Few Americans mourned the death of New Mexico-born al Qaeda chief Anwar al-Awlaki when a drone missile found him in Yemen in 2011. But three others were also blown to kingdom come in the attack, including al-Awlaki’s teenage son. “Oops” is not an acceptable response when “surgical” strikes result in collateral deaths.
In a rare moment of candor, Mr. Obama said last year he was “haunted” by drone attacks that lead to the death of innocents. That admission, plus the orchestrated leaking of a Justice Department legal justification for the strikes, are clear signs of a president on the defensive for standing as judge, jury and executioner.
The lawyerly paper asserted that an attack is legal when “an informed, high-level official … has determined that the targeted individual poses an imminent threat of violent attack” on the United States, when “capture is infeasible” and the strike is “conducted consistent with applicable law-of-war principles.” This rationale behind Mr. Obama’s kill list left the court unconvinced that he was true to the constitutional limits of his office.

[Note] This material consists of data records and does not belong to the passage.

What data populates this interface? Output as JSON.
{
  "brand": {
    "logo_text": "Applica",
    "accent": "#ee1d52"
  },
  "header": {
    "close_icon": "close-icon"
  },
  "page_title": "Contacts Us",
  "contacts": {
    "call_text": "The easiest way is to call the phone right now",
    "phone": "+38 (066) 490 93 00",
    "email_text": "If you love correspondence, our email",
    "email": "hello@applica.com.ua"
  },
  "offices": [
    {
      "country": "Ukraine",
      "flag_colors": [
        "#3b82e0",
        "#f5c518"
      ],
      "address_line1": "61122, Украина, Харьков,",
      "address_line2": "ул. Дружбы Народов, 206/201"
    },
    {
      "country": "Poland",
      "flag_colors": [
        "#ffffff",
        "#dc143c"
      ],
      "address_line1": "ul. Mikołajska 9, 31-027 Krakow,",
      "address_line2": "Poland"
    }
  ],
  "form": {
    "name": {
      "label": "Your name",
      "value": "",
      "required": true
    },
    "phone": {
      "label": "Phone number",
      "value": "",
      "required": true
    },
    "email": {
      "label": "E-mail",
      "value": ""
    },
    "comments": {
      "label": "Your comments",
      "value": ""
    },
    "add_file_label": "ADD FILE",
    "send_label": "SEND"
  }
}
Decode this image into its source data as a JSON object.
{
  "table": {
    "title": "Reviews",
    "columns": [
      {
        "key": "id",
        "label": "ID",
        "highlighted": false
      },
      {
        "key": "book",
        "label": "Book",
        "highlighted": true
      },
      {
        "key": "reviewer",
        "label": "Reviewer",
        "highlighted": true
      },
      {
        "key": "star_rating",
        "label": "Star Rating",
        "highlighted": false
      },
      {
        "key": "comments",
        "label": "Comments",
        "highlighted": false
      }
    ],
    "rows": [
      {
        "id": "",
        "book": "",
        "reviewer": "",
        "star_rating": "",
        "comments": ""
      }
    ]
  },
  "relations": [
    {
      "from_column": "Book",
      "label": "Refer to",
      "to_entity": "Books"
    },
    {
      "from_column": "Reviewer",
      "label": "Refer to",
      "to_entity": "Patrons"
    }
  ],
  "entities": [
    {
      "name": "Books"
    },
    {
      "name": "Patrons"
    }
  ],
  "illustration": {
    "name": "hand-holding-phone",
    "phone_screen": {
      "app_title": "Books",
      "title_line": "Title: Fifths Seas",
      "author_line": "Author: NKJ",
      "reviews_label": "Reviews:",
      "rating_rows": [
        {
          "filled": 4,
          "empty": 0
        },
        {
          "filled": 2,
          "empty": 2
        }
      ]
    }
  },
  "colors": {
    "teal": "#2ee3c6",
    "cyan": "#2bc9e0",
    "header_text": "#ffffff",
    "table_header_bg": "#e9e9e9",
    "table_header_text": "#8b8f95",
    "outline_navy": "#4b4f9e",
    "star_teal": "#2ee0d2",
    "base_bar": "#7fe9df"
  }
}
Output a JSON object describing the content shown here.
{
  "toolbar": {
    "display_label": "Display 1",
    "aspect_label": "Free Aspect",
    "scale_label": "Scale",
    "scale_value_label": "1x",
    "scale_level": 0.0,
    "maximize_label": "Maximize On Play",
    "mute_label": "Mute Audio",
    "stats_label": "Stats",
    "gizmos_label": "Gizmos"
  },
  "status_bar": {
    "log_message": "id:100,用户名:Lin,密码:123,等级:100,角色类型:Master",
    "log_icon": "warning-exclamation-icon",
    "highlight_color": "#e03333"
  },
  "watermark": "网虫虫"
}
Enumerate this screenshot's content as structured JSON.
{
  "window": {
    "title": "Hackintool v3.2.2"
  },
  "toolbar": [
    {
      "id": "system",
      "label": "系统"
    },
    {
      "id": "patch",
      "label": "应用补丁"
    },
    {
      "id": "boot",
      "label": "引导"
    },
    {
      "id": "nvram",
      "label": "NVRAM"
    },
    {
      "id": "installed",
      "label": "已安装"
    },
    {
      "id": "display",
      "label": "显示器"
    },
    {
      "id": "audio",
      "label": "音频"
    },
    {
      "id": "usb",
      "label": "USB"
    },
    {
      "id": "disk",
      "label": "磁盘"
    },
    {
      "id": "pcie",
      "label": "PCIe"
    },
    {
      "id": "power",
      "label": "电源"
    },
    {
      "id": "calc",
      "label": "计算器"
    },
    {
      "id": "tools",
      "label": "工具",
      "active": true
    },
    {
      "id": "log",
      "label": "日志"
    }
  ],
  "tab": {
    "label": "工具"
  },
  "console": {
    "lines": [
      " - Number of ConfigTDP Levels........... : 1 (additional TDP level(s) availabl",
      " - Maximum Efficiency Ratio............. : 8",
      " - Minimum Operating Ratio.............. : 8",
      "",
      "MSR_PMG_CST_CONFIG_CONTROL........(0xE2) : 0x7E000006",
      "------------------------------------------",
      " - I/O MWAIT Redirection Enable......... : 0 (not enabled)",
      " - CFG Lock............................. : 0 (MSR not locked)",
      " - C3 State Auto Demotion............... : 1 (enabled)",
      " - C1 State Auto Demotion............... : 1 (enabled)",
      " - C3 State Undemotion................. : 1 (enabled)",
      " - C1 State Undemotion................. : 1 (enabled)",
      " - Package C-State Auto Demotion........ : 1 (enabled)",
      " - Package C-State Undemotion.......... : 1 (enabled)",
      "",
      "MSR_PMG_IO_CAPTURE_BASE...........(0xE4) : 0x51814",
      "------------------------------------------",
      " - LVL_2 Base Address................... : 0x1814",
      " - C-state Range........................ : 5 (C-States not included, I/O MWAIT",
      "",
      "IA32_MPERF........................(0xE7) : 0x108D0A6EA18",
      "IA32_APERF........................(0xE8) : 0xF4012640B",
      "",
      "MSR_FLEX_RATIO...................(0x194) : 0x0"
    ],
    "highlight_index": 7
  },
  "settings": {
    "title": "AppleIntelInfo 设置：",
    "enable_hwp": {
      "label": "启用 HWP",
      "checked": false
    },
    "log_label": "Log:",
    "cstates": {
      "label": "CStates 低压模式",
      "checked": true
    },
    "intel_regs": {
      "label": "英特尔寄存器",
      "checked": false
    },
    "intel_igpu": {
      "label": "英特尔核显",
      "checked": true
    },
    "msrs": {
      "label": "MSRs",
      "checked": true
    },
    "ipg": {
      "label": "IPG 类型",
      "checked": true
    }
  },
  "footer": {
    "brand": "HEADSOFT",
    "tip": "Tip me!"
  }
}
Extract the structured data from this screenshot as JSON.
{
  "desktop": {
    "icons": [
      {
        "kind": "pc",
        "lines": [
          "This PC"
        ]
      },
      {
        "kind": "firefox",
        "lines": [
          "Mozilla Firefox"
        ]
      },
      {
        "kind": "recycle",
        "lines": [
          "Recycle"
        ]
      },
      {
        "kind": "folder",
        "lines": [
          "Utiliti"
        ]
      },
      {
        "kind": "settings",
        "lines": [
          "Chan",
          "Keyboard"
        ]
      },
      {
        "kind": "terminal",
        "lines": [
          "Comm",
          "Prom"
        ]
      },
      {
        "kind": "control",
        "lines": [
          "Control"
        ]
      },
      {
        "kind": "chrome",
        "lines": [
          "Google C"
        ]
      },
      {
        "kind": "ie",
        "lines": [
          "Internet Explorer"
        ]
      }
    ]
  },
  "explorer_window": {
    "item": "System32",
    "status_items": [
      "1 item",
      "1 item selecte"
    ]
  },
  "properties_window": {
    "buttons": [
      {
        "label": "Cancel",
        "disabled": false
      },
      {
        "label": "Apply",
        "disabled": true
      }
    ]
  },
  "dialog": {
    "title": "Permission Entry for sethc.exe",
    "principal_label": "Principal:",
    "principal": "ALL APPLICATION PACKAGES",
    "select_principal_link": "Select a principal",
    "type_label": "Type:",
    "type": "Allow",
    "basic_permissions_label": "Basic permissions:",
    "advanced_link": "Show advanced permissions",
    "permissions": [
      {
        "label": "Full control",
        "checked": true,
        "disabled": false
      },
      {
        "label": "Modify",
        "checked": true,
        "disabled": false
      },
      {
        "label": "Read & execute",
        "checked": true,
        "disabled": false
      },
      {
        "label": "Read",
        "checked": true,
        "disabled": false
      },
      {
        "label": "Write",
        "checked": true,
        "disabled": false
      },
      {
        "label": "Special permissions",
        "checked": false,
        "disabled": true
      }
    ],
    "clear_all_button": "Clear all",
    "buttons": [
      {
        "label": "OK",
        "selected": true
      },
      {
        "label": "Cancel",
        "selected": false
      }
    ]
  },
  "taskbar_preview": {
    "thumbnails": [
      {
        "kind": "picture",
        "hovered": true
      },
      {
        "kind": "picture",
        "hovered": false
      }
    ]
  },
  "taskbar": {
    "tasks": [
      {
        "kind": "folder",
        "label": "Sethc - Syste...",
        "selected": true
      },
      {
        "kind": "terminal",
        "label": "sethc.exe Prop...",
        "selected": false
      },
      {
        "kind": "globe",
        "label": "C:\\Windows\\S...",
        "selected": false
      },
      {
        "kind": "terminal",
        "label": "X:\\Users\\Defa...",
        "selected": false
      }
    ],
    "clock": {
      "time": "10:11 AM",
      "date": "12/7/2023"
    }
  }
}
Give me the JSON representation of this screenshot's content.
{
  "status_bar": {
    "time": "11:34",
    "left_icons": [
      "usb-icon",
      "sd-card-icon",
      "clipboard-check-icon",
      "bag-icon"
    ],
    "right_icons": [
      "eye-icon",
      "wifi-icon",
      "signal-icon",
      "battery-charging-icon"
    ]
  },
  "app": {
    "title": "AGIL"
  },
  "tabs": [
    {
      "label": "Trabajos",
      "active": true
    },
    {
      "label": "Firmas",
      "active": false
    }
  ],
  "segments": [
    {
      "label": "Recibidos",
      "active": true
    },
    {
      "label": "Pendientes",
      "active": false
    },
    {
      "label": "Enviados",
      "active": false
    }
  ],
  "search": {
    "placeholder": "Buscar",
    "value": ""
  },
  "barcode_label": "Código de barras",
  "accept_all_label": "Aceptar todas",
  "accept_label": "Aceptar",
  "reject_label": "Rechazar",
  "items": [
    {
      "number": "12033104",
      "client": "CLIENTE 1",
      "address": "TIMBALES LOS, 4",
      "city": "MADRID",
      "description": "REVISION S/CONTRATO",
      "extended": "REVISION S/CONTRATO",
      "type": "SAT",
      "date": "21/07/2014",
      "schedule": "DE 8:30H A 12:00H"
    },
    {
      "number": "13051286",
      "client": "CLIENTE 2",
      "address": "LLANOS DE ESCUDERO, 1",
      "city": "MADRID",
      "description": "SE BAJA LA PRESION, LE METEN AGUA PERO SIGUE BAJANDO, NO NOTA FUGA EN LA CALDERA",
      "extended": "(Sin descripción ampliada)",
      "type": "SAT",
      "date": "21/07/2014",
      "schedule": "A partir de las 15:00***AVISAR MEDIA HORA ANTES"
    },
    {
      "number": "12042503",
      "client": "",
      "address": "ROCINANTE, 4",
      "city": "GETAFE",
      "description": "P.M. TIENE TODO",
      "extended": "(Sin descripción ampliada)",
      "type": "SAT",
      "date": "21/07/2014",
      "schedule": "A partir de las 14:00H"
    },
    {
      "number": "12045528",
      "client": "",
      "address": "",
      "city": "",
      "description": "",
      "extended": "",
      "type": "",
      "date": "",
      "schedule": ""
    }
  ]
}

The decision to dispatch enemies of the state shouldn’t be subject to the political calculus that guides every action of the White House. On the day the appellate court ordered the Obama administration to produce its internal drone policy, U.S. forces joined in an attack backed by drone strikes on an al Qaeda base deep in the remote mountains of Yemen.
At least 55 militants were reported killed. Rather than driven by polls, military commanders are true to their oath of enlistment, to “defend the Constitution of the United States against all enemies, foreign and domestic,” when pulling a trigger. Not true of the president.
Despite his pledge to run “the most transparent administration in history,” Mr. Obama can’t be expected to willingly comply with the court’s demand for White House secret drone-use documents. In an era when being president means never having to say you’re sorry, Mr. Obama may choose to run out the clock with appeals until his term ends.
If “war is too important to be left to generals,” as Georges Clemenceau said, there’s no less danger in leaving it exclusively to politicians. With his drone killings, Mr. Obama may be “haunted,” but a successor may someday be hunted.